987: Hugh Capet is crowned King of France, the first of the Capetian dynasty that would rule France till the French Revolution in 1792.

1608: Québec City is founded by Samuel de Champlain.

1754: French and Indian War: George Washington surrenders Fort Necessity to French forces.

1767: Norway’s oldest newspaper still in print, Adresseavisen, is founded and the first edition is published.

1767: Pitcairn Island is discovered by Midshipman Robert Pitcairn on an expeditionary voyage commanded by Philip Carteret.

1775: American Revolutionary War: George Washington takes command of the Continental Army at Cambridge, Massachusetts.

1778: American Revolutionary War: Battle of Wyoming (Pennsylvania). 360 militia, mostly old men and boys went up against 574 Redcoats including 110 Butler’s Rangers (the best of the best) and another 464 Iroquois. The result, 320 of the militia killed in battle. And another 20 who surrendered were tortured and eventually had their heads beaten in on “The Bloody Rock” by the Iroquois Queen Esther with a total of 227 scalps taken. The battle lasted 40 minutes but the torture lasted all night and into the next day, while almost 1,000 houses were ransacked and then burnt to the ground.

1849: The French enter Rome in order to restore Pope Pius IX to power. This would prove a major obstacle to Italian unification.

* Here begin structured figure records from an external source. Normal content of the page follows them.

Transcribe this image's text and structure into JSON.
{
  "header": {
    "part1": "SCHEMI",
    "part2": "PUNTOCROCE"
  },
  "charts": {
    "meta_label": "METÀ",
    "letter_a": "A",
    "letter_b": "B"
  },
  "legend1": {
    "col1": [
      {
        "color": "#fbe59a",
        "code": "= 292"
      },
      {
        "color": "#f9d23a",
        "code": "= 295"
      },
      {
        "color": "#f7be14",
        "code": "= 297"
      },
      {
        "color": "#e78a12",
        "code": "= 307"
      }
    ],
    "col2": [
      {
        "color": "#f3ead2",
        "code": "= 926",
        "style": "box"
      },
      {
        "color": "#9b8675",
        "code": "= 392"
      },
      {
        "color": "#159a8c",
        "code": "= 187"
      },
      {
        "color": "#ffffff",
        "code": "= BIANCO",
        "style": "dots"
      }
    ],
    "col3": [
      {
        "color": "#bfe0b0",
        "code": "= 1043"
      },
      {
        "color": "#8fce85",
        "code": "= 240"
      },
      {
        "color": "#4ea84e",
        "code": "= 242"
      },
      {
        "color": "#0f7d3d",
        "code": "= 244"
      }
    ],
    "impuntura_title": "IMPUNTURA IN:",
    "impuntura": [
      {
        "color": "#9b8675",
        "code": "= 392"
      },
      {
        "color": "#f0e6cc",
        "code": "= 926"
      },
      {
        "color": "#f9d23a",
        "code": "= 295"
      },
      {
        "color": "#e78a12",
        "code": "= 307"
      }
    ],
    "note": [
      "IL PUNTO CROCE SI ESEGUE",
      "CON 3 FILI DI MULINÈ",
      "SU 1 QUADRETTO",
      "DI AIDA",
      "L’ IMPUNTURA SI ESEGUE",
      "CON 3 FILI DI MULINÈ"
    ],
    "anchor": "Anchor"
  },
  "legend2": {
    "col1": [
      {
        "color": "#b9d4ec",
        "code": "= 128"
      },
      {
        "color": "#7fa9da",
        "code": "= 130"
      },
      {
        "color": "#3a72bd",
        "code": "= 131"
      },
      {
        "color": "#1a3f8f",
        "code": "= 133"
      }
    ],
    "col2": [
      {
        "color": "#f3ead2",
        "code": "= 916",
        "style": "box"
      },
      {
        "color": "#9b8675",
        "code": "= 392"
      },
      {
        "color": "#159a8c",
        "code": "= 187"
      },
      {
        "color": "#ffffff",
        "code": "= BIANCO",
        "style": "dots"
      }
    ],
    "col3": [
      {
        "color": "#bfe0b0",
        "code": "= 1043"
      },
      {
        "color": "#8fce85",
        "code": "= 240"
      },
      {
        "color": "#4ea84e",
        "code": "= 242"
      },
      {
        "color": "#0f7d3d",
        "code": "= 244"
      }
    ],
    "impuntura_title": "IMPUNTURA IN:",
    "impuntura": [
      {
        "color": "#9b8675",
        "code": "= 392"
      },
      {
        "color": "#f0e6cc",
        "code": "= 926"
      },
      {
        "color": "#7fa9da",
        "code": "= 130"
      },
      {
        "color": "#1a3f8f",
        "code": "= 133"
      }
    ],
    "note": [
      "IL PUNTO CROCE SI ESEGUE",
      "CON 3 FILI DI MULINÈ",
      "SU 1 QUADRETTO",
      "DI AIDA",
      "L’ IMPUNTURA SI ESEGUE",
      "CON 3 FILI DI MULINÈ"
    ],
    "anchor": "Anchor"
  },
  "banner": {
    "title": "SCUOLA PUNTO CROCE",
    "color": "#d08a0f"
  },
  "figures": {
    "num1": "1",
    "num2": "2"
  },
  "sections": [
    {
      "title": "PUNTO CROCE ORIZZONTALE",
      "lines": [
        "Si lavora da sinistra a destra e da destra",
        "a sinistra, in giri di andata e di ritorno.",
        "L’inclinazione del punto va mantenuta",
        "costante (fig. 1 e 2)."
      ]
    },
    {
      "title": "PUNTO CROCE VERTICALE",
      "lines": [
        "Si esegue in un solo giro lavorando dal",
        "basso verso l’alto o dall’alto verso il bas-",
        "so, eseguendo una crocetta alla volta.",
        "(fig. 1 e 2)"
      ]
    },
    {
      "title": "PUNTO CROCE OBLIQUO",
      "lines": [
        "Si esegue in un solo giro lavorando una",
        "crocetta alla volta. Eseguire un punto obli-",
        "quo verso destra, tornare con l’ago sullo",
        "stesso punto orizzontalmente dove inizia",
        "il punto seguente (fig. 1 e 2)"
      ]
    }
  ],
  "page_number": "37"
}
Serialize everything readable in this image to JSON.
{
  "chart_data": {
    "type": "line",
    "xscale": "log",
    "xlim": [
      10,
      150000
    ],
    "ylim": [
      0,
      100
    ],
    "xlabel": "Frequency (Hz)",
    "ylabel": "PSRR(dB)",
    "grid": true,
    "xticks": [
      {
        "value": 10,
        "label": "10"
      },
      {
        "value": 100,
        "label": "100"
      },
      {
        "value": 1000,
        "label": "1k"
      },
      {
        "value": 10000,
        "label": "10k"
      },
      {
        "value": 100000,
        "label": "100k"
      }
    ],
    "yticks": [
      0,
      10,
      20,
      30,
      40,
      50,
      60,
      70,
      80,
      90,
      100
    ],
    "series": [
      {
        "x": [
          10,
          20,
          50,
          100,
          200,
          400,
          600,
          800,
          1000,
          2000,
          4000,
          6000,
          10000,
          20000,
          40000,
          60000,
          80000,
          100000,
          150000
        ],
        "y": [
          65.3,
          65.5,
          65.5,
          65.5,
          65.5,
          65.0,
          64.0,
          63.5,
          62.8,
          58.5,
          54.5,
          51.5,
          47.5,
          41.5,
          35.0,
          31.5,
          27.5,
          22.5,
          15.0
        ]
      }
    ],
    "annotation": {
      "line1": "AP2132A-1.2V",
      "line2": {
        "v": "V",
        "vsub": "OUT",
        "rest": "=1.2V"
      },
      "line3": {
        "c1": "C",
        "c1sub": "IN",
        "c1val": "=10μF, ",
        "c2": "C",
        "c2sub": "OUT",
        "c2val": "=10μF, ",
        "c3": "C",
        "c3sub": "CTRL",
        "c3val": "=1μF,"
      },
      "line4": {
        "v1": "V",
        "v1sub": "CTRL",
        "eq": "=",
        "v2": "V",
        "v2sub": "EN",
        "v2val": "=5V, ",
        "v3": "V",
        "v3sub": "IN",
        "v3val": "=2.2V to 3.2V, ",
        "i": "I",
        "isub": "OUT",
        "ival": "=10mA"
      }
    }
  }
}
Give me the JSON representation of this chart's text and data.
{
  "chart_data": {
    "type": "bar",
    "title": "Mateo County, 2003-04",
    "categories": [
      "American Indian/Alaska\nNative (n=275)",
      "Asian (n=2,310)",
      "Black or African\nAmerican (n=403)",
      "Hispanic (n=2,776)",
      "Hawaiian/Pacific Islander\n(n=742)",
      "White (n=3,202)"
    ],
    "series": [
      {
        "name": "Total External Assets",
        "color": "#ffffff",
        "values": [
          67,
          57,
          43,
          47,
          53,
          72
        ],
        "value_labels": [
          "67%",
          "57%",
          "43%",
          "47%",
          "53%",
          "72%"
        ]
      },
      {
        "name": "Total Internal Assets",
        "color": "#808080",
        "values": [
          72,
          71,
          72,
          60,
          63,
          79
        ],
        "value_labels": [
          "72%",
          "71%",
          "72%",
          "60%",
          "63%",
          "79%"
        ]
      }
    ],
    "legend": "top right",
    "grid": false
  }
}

1852: Congress establishes the United States’ second mint in San Francisco, California.

1863: American Civil War: The final day of the Battle of Gettysburg culminates with Pickett’s Charge.

1866: Austro-Prussian War is decided at the Battle of Königgratz, resulting in Prussia taking over as the prominent German nation from Austria.

1884: Dow Jones and Company publishes its first stock average.

1886: Karl Benz officially unveils the Benz Patent Motorwagen – the first purpose-built automobile.

1886: The New York Tribune becomes the first newspaper to use a linotype machine, eliminating typesetting by hand.

1890: Idaho is admitted as the 43rd U.S. state.

1898: Spanish-American War: The Spanish fleet, led by Pascual Cervera y Topete, is destroyed by the U.S. Navy in Santiago, Cuba.

1913: Confederate veterans at the Great Reunion of 1913 reenact Pickett’s Charge; upon reaching the high-water mark of the Confederacy they are met by the outstretched hands of friendship from Union survivors.

1938: President Franklin D. Roosevelt dedicates the Eternal Light Peace Memorial and lights the eternal flame at Gettysburg Battlefield.

1940: World War II: the French fleet of the Atlantic based at Mers el Kébir, is bombarded by the British fleet, coming from Gibraltar, causing the loss of three battleships: Dunkerque, Provence and Bretagne. One thousand two hundred sailors perish.

1996: Stone of Scone is returned to Scotland.